Dólar registra leve baixa de 0,04%
O dólar fechou praticamente estável nesta quarta, dia marcado por ajustes após a moeda recuar 1,80% nos três últimos pregões. O dólar à vista fechou em R$ 3,8133, em leve baixa de 0,04%. Profissionais de câmbio avaliam que é preciso novidades mais concretas sobre a reforma da Previdência ou mudanças positivas no exterior para a divisa americana cair abaixo de R$ 3,80. A tramitação no Congresso ainda está em fase muito inicial, sem desdobramentos concretos sobre como ficará a economia fiscal da reforma. Também no aguardo dos desdobramentos, o risco-país medido pelo CDS (Credit Default Swap) ficou estável, em 156 pontos, considerando os papéis de cinco anos.
Taxas de juros encerram sessão regular em queda firme
Os principais contratos de juros fecharam a sessão regular com taxas em queda firme. O número ruim da produção industrial de janeiro reforçou o debate sobre o espaço para queda da Selic este ano. A taxa do contrato de Depósito Interfinanceiro (DI) para janeiro de 2020 fechou em 6,355%, de 6,415% na terça no ajuste, e a do DI para janeiro de 2021 caiu de 7,021% para 6,91%. A taxa do DI para janeiro de 2023 fechou na mínima de 7,98%, de 8,092% na terça no ajuste, e a do DI para janeiro de 2025 caiu de 8,612% para 8,50%. Estes patamares de encerramento representam o piso da série histórica para as taxas.

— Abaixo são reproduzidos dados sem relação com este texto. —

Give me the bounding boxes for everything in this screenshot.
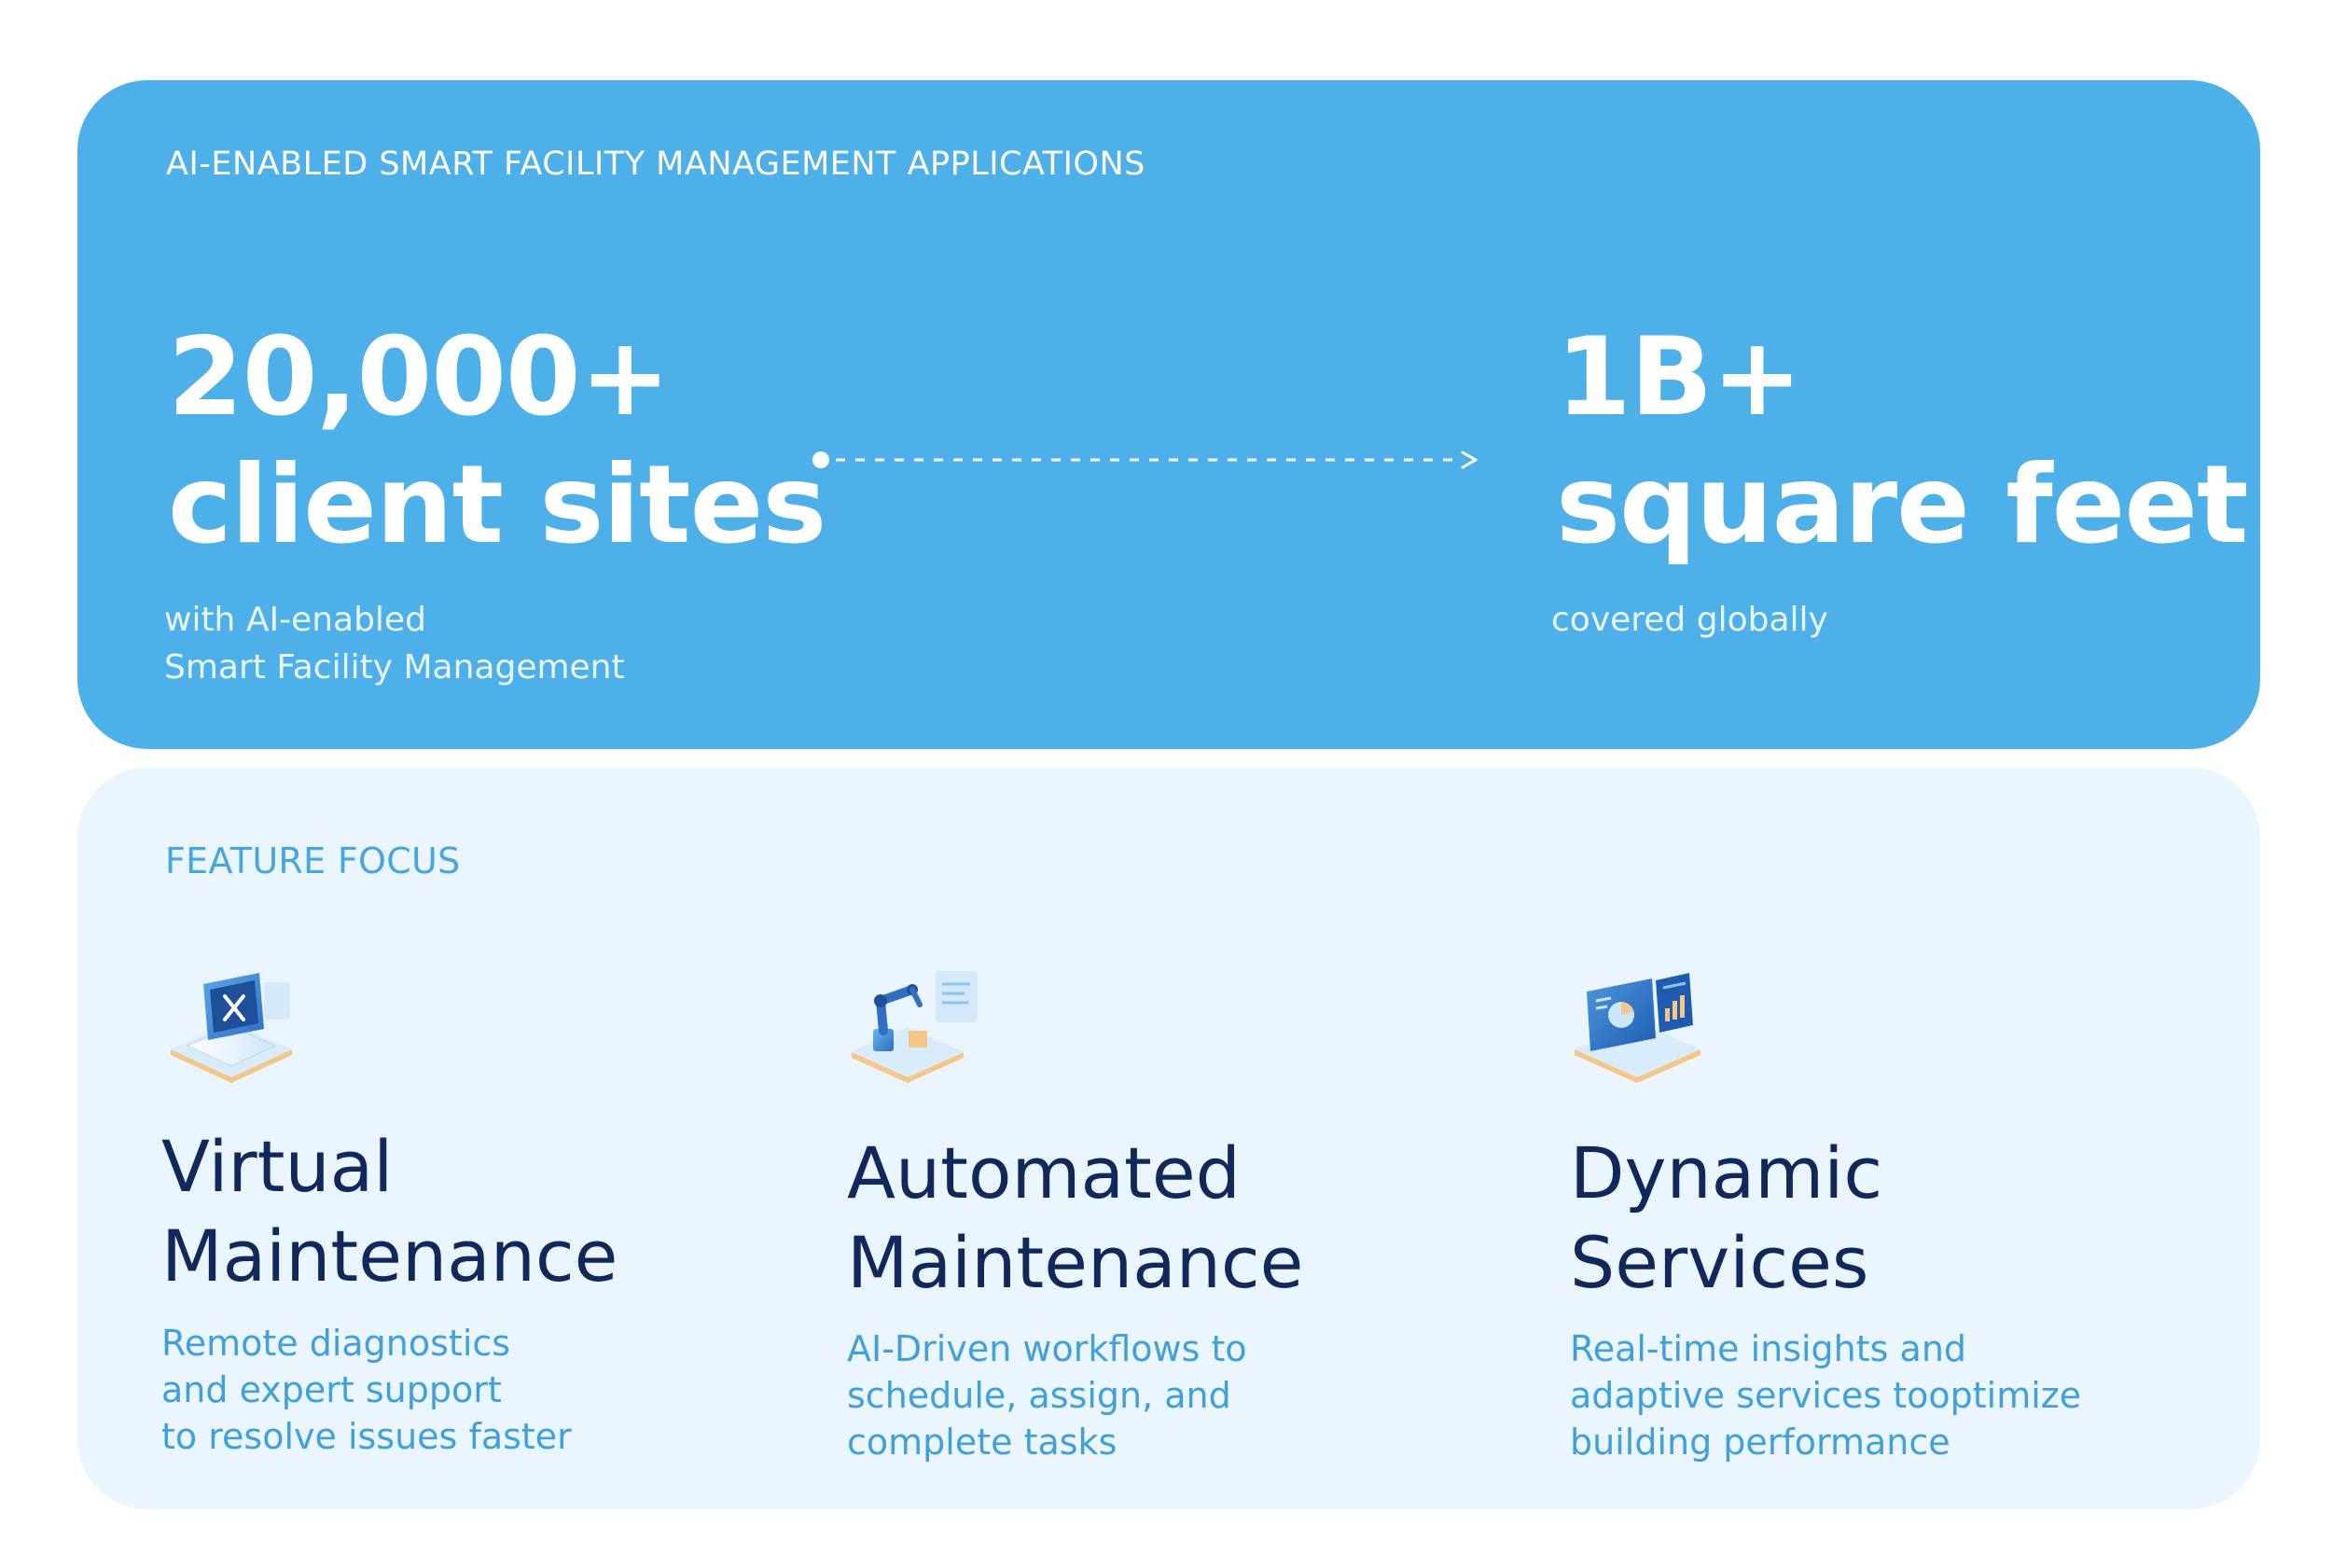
client-sites-stat: 20,000+ client sites <box>168 313 826 569</box>
feature-description-line: Real-time insights and <box>1570 1328 1967 1369</box>
dashboard-charts-icon <box>1575 973 1700 1083</box>
feature-description-line: schedule, assign, and <box>847 1375 1231 1416</box>
feature-description-line: building performance <box>1570 1422 1950 1463</box>
feature-title: Automated Maintenance <box>847 1129 1303 1308</box>
robot-arm-icon <box>852 971 978 1083</box>
feature-title-line: Maintenance <box>847 1221 1304 1304</box>
feature-title-line: Maintenance <box>161 1214 618 1297</box>
feature-focus-eyebrow: FEATURE FOCUS <box>165 840 461 881</box>
feature-title-line: Automated <box>847 1131 1241 1214</box>
laptop-tools-icon <box>171 973 292 1083</box>
square-feet-label: square feet <box>1556 442 2248 568</box>
feature-title-line: Virtual <box>161 1125 394 1208</box>
square-feet-stat: 1B+ square feet <box>1556 313 2248 569</box>
client-sites-caption-line: Smart Facility Management <box>164 648 625 687</box>
square-feet-caption-line: covered globally <box>1551 601 1828 639</box>
feature-description-line: AI-Driven workflows to <box>847 1328 1247 1369</box>
feature-description: Remote diagnostics and expert support to… <box>161 1320 572 1460</box>
square-feet-value: 1B+ <box>1556 314 1802 440</box>
feature-description-line: complete tasks <box>847 1422 1117 1463</box>
dashed-arrow-icon <box>812 451 1478 469</box>
feature-description-line: Remote diagnostics <box>161 1323 511 1364</box>
feature-title: Virtual Maintenance <box>161 1122 618 1301</box>
client-sites-value: 20,000+ <box>168 314 671 440</box>
page: AI-ENABLED SMART FACILITY MANAGEMENT APP… <box>0 0 2332 1568</box>
stats-card: AI-ENABLED SMART FACILITY MANAGEMENT APP… <box>77 80 2260 749</box>
client-sites-label: client sites <box>168 442 826 568</box>
client-sites-caption: with AI-enabled Smart Facility Managemen… <box>164 596 625 691</box>
feature-description: AI-Driven workflows to schedule, assign,… <box>847 1325 1247 1465</box>
client-sites-caption-line: with AI-enabled <box>164 601 426 639</box>
feature-title: Dynamic Services <box>1570 1129 1882 1308</box>
feature-focus-card: FEATURE FOCUS Virtual Maintenance Remote… <box>77 768 2260 1509</box>
stats-eyebrow: AI-ENABLED SMART FACILITY MANAGEMENT APP… <box>166 146 1145 183</box>
feature-description-line: adaptive services tooptimize <box>1570 1375 2082 1416</box>
square-feet-caption: covered globally <box>1551 596 1828 644</box>
feature-title-line: Dynamic <box>1570 1131 1883 1214</box>
feature-description-line: to resolve issues faster <box>161 1416 572 1457</box>
feature-description: Real-time insights and adaptive services… <box>1570 1325 2081 1465</box>
feature-description-line: and expert support <box>161 1369 502 1410</box>
feature-title-line: Services <box>1570 1221 1869 1304</box>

Patamar da Selic está em pauta após resultado negativo da indústria
A queda de 0,8% na Produção Industrial Mensal (PIM) de janeiro ante dezembro foi bem maior do que indicava a mediana negativa de 0,27% das estimativas dos analistas. O resultado, somado à leitura da abertura do IPCA na terça, deu combustível à discussão sobre o patamar da Selic. Nesse contexto, a precificação de queda, ainda que tímida, da Selic reapareceu nos DIs nesta quarta. Conforme cálculos do Haitong Banco de Investimento, a curva praticamente apagou a precificação de alta da taxa básica no fim do ano - apenas 3 pontos-base - e voltou a mostrar chance de queda no primeiro semestre. Para o encontro da próxima semana, a precificação é de estabilidade em 6,50%.